Ömer Seyfettin hikâyeciydi. Hikâyelerinde millî hassasiyetin dozu doruktaydı. Öyle işledi ki, millî hisse edebî tat verdi; modern hikâyeciliğin öncüsü oldu.
Ömer Seyfetin aleyhine; güya metinler arası karşılaştırmalarla aleyhinde yazan "prof." unvanlıların önce kimliğini araştırın... Meselâ biri "Komünisttim." der, "Dinsizim." der, "Eğer bir dini seçmem gerekseydi Hristiyanlığı seçerdim." der. Türk düşmanlığı cephesinde birleşenleri değil; bir fikir olarak komünistlerin saflarında yer alanları tenzih ederim. "Fikir adamı" olarak Karl Marx'a karşı bir sözümüzün olmadığı bilinir.
Bizim hazırladığımız "Türk Ülküsü"nde Ömer Seyfettin'in "Yeni Lisan" üzerine üç makalesi, dört kitapçığı ve Sebilürreşad'la milliyetine dair atışması.
Dört kitapçık: 1-"Vatan! Yalnız Vatan..." Alt başlığı: "Beynelmilel gizli cemiyetlerden ve beynelmilel gizli gayelerden sakınalım!"... Masonlar ve sosyalistler hedefinde. (Burada Prof. Dr. Ali Birinci'ye teşekkür etmek istiyorum. İlk o yayınladı ve eserin Ömer Seyfettin'e ait olduğunu kesinleştirdi. Bana gerekli bilgileri de gönderdi.)
2- Yarınki Turan Devleti (Ömer Seyfettin adıyla).
3- Mektep Çocuklarında Türklük Mefkûresi (Ö.S. imzasıyla).
4- Millî Tecrübelerden Çıkarılmış Amelî Siyaset (Tarhan imzasıyla).

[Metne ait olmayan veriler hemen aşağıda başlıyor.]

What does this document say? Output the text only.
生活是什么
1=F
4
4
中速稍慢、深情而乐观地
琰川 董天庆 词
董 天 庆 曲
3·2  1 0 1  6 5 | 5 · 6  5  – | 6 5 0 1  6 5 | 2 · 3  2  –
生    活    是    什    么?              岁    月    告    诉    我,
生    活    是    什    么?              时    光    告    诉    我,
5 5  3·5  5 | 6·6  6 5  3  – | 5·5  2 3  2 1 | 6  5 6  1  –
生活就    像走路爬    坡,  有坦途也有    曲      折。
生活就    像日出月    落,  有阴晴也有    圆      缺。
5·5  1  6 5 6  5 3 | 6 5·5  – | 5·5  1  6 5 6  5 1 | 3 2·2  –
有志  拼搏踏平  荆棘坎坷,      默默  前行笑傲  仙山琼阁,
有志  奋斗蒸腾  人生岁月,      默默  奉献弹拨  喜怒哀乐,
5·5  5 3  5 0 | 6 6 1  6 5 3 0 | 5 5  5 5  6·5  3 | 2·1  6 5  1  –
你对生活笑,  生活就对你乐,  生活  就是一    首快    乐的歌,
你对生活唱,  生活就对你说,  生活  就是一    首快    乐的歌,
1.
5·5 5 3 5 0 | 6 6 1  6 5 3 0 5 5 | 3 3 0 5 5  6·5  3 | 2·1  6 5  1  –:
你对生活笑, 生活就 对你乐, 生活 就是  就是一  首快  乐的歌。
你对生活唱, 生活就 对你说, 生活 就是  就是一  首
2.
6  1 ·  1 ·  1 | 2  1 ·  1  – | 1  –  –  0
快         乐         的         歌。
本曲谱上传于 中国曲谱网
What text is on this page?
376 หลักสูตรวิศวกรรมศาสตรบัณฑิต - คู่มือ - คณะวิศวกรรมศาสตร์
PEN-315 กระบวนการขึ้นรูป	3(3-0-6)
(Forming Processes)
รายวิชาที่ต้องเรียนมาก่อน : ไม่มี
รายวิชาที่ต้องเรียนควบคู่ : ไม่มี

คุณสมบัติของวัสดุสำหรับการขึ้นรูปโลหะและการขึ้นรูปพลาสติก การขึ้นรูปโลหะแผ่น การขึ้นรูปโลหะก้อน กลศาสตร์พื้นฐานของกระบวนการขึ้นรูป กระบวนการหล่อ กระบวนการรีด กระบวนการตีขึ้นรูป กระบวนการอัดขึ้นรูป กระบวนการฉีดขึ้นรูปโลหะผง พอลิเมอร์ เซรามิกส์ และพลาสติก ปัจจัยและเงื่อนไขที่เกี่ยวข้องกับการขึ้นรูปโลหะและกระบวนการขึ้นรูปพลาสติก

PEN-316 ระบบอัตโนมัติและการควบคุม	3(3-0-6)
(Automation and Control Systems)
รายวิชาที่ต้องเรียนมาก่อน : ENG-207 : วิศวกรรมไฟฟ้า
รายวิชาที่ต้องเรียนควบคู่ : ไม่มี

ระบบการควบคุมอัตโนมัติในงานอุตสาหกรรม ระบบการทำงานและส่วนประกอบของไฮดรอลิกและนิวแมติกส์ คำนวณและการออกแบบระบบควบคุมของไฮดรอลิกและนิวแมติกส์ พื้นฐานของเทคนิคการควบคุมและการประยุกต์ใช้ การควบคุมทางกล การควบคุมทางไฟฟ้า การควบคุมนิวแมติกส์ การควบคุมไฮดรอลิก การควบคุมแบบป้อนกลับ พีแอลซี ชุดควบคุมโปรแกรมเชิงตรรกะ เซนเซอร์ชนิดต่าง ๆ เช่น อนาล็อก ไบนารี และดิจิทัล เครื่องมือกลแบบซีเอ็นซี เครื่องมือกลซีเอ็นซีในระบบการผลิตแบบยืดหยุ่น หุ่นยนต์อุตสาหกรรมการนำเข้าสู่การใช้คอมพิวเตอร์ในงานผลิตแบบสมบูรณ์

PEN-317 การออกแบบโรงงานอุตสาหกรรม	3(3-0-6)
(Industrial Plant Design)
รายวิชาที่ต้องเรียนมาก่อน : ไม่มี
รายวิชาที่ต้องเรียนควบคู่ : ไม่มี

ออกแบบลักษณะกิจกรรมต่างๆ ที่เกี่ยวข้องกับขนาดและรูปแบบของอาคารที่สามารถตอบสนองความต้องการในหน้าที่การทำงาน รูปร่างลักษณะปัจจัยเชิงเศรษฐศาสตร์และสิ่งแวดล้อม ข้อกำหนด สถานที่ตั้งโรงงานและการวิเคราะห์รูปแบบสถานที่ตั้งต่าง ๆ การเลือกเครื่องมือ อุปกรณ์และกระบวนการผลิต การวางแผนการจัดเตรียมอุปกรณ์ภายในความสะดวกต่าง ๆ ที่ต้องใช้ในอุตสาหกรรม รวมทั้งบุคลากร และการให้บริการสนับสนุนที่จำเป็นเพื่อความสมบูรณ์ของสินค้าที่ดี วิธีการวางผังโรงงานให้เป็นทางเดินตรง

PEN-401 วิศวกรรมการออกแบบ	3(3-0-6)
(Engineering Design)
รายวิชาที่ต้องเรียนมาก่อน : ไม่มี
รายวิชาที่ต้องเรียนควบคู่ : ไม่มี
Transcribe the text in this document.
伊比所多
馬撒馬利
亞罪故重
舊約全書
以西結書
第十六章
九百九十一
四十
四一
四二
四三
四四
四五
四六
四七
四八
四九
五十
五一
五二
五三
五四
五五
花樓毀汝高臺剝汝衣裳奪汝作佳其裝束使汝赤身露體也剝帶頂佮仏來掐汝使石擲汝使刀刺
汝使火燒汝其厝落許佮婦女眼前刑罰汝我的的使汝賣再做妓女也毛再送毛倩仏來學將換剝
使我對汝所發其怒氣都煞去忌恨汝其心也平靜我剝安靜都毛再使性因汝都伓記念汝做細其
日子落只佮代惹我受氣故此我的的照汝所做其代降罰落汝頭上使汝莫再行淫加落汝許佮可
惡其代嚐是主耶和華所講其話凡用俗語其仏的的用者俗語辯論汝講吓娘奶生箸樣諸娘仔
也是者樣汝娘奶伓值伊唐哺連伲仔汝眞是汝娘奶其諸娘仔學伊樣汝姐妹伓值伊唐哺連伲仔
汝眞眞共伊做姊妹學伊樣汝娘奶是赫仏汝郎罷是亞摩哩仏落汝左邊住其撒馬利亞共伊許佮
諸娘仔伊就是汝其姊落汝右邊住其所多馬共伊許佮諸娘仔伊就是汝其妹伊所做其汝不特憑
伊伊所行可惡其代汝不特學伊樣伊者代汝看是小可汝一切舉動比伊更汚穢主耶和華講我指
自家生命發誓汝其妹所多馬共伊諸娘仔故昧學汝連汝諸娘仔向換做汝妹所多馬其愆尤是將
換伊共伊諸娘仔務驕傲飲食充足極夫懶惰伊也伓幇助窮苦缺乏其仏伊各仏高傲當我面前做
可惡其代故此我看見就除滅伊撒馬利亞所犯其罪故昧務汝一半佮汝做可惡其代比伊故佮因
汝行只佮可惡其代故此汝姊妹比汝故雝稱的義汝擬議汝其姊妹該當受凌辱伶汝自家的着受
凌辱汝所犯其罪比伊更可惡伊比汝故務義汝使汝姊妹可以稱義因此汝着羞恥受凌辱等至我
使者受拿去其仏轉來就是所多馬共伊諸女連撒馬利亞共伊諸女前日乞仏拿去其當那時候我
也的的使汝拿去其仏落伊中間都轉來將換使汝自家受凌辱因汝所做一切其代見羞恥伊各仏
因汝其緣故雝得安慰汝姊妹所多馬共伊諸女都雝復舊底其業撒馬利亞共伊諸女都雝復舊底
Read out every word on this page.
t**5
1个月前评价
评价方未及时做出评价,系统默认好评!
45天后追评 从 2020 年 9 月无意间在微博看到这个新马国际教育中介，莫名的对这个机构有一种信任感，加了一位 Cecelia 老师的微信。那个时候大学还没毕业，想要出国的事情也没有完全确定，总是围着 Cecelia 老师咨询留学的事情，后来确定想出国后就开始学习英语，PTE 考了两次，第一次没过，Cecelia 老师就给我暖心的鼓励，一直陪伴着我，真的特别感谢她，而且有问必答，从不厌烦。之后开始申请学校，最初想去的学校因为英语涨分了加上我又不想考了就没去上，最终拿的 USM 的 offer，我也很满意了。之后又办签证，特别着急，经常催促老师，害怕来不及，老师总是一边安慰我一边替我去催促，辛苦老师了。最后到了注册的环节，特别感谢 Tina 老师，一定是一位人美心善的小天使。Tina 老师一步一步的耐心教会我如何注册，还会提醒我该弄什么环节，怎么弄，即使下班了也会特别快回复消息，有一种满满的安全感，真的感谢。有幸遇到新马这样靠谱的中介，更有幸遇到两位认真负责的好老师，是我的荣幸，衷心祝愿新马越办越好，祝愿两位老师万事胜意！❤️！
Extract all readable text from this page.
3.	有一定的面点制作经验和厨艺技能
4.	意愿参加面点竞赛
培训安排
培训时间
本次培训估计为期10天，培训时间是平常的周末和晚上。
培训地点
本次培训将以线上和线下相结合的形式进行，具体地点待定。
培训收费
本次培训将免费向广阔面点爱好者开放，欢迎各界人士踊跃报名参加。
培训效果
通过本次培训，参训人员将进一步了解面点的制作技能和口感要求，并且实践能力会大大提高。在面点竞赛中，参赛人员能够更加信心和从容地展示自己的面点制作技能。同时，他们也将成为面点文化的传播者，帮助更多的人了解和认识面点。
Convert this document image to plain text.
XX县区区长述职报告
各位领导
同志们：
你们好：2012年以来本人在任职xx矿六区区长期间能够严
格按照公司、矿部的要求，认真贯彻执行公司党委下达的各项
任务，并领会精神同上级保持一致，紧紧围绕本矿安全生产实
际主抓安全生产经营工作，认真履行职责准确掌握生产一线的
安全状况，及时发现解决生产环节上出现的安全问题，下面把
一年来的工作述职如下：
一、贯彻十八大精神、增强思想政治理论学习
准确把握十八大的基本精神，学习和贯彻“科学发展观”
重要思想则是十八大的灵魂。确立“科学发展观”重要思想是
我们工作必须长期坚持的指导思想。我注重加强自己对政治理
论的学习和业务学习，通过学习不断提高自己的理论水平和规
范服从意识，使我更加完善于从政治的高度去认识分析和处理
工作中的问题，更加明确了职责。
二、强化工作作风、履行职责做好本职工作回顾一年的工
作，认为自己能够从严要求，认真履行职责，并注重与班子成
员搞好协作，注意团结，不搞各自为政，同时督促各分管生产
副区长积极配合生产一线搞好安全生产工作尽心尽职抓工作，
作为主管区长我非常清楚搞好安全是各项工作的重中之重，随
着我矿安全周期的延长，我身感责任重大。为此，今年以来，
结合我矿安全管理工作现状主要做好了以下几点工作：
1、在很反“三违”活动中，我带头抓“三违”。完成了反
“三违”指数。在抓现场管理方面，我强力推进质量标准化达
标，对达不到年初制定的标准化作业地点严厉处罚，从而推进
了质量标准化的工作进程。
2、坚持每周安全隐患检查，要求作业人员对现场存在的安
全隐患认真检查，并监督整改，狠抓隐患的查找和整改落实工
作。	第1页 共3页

Millî savunmada envanterden bahsedilir. Bir yeni millî mücadele içindeyiz. Asıl silah "kalem"dir. Ömer Seyfettin'in "Türk Ülküsü" millî hassasiyet taşıyan herkesin envanterine girmelidir. Hususiyetle Millî Eğitim Ömer Seyfettin'in bu eserine sahip çıkmalıdır.